On 27 January 1897, Barbour placed the following advertisement in the Evening Journal with the heading Skiagraphy or Photographs by Rontgen Rays. On 4 January 1897, a similar advertisement had been placed on page 1 in The Express and Telegraph at Adelaide.

SKIOGRAPHY
or PHOTOGRAPHY BY RONTGEN RAYS
“SKIOGRAPHS taken of various parts of the human body, showing the location of needles, shot, &c., and the details of fractured bones. Visual examination of the same if desired. Special terms for the application of the Rays at patients' residences. Scale of fees on application. Attendance daily, 11 to 12 a.m., and at other hours by appointment. S. BARBOUR, 6, Landrowna-terrace, Victoria-square, Adelaide.”

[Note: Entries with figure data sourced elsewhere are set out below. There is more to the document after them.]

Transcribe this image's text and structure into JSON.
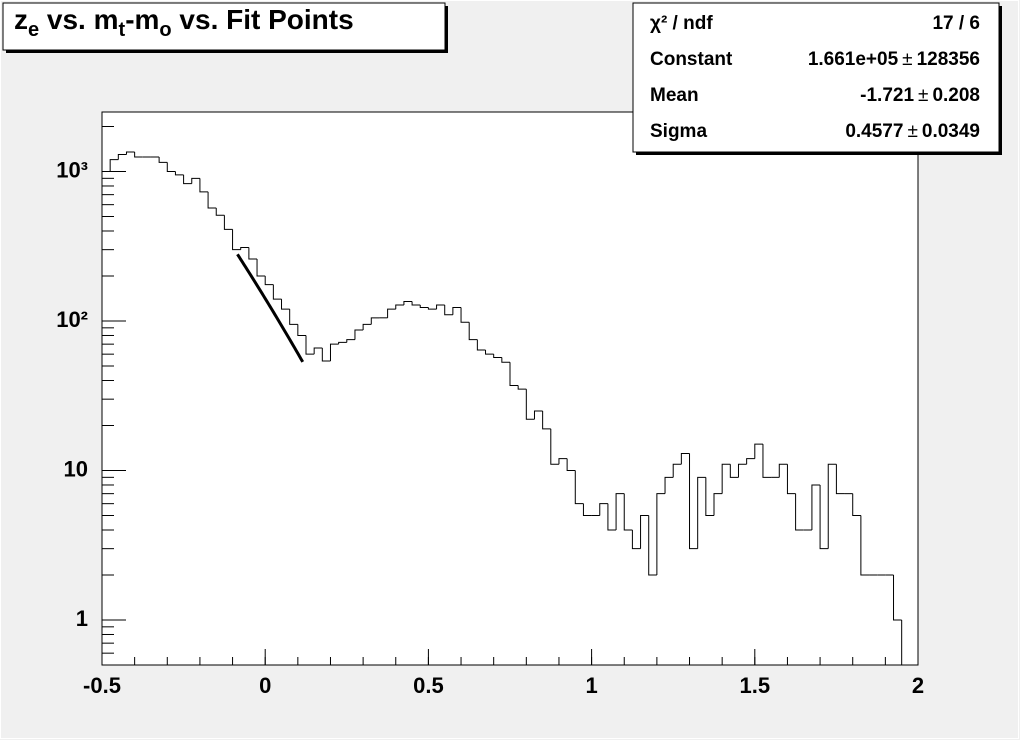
{
  "chart_data": {
    "type": "histogram",
    "title": [
      {
        "text": "z"
      },
      {
        "text": "e",
        "sub": true
      },
      {
        "text": " vs. m"
      },
      {
        "text": "t",
        "sub": true
      },
      {
        "text": "-m"
      },
      {
        "text": "o",
        "sub": true
      },
      {
        "text": " vs. Fit Points"
      }
    ],
    "bins": [
      -0.5,
      -0.475,
      -0.45,
      -0.425,
      -0.4,
      -0.375,
      -0.35,
      -0.325,
      -0.3,
      -0.275,
      -0.25,
      -0.225,
      -0.2,
      -0.175,
      -0.15,
      -0.125,
      -0.1,
      -0.075,
      -0.05,
      -0.025,
      0,
      0.025,
      0.05,
      0.075,
      0.1,
      0.125,
      0.15,
      0.175,
      0.2,
      0.225,
      0.25,
      0.275,
      0.3,
      0.325,
      0.35,
      0.375,
      0.4,
      0.425,
      0.45,
      0.475,
      0.5,
      0.525,
      0.55,
      0.575,
      0.6,
      0.625,
      0.65,
      0.675,
      0.7,
      0.725,
      0.75,
      0.775,
      0.8,
      0.825,
      0.85,
      0.875,
      0.9,
      0.925,
      0.95,
      0.975,
      1,
      1.025,
      1.05,
      1.075,
      1.1,
      1.125,
      1.15,
      1.175,
      1.2,
      1.225,
      1.25,
      1.275,
      1.3,
      1.325,
      1.35,
      1.375,
      1.4,
      1.425,
      1.45,
      1.475,
      1.5,
      1.525,
      1.55,
      1.575,
      1.6,
      1.625,
      1.65,
      1.675,
      1.7,
      1.725,
      1.75,
      1.775,
      1.8,
      1.825,
      1.85,
      1.875,
      1.9,
      1.925,
      1.95,
      1.975,
      2
    ],
    "values": [
      1000,
      1200,
      1300,
      1350,
      1250,
      1250,
      1250,
      1150,
      1000,
      950,
      830,
      900,
      730,
      570,
      510,
      410,
      300,
      310,
      260,
      200,
      175,
      140,
      120,
      95,
      80,
      60,
      66,
      54,
      70,
      72,
      75,
      87,
      95,
      105,
      105,
      120,
      128,
      135,
      128,
      123,
      120,
      128,
      110,
      123,
      98,
      75,
      64,
      60,
      57,
      53,
      37,
      35,
      22,
      25,
      19,
      11,
      12,
      10,
      6,
      5,
      5,
      6,
      4,
      7,
      4,
      3,
      5,
      2,
      7,
      9,
      11,
      13,
      3,
      9,
      5,
      7,
      11,
      9,
      11,
      12,
      15,
      9,
      9,
      11,
      7,
      4,
      4,
      8,
      3,
      11,
      7,
      7,
      5,
      2,
      2,
      2,
      2,
      1,
      0,
      0
    ],
    "color": "#000000",
    "xlim": [
      -0.5,
      2
    ],
    "xticks": [
      -0.5,
      0,
      0.5,
      1,
      1.5,
      2
    ],
    "ylim": [
      0.5,
      2500
    ],
    "yticks": [
      1,
      10,
      {
        "value": 100,
        "label": "10²"
      },
      {
        "value": 1000,
        "label": "10³"
      }
    ],
    "log_y": true,
    "fit": {
      "range": [
        -0.085,
        0.115
      ],
      "color": "#000000"
    },
    "stats": {
      "header": {
        "name": "χ² / ndf",
        "value": "17 / 6"
      },
      "plus_minus": "±",
      "rows": [
        {
          "name": "Constant",
          "value": {
            "value": 166100,
            "label": "1.661e+05"
          },
          "error": 128356
        },
        {
          "name": "Mean",
          "value": -1.721,
          "error": 0.208
        },
        {
          "name": "Sigma",
          "value": 0.4577,
          "error": 0.0349
        }
      ]
    }
  }
}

At some point Barbour left the employ of Faulding and conducted a business as radiographer in Gawler Chambers, North terrace. In 1898, he sold his X-ray apparatus for £120 to Sir Joseph Verco and moved to Western Australia. His younger brother, Charles Ernest was ill and Barbour planned to help run the brother’s business.

==Western Australia==
In 1899, Barbour moved to the Perth area of Western Australia. He settled in Leederville. He took over his brother’s business as a cycle and sewing machine agent.
In 1902, The West Australian mentioned Barbour as a cycle agent in the election notices for the Municipality of Leederville. Barbour took up the business of X-ray work for a while. Later he worked as a manufacturing chemist with the firm of Felton, Grimwade and Bickford and Co.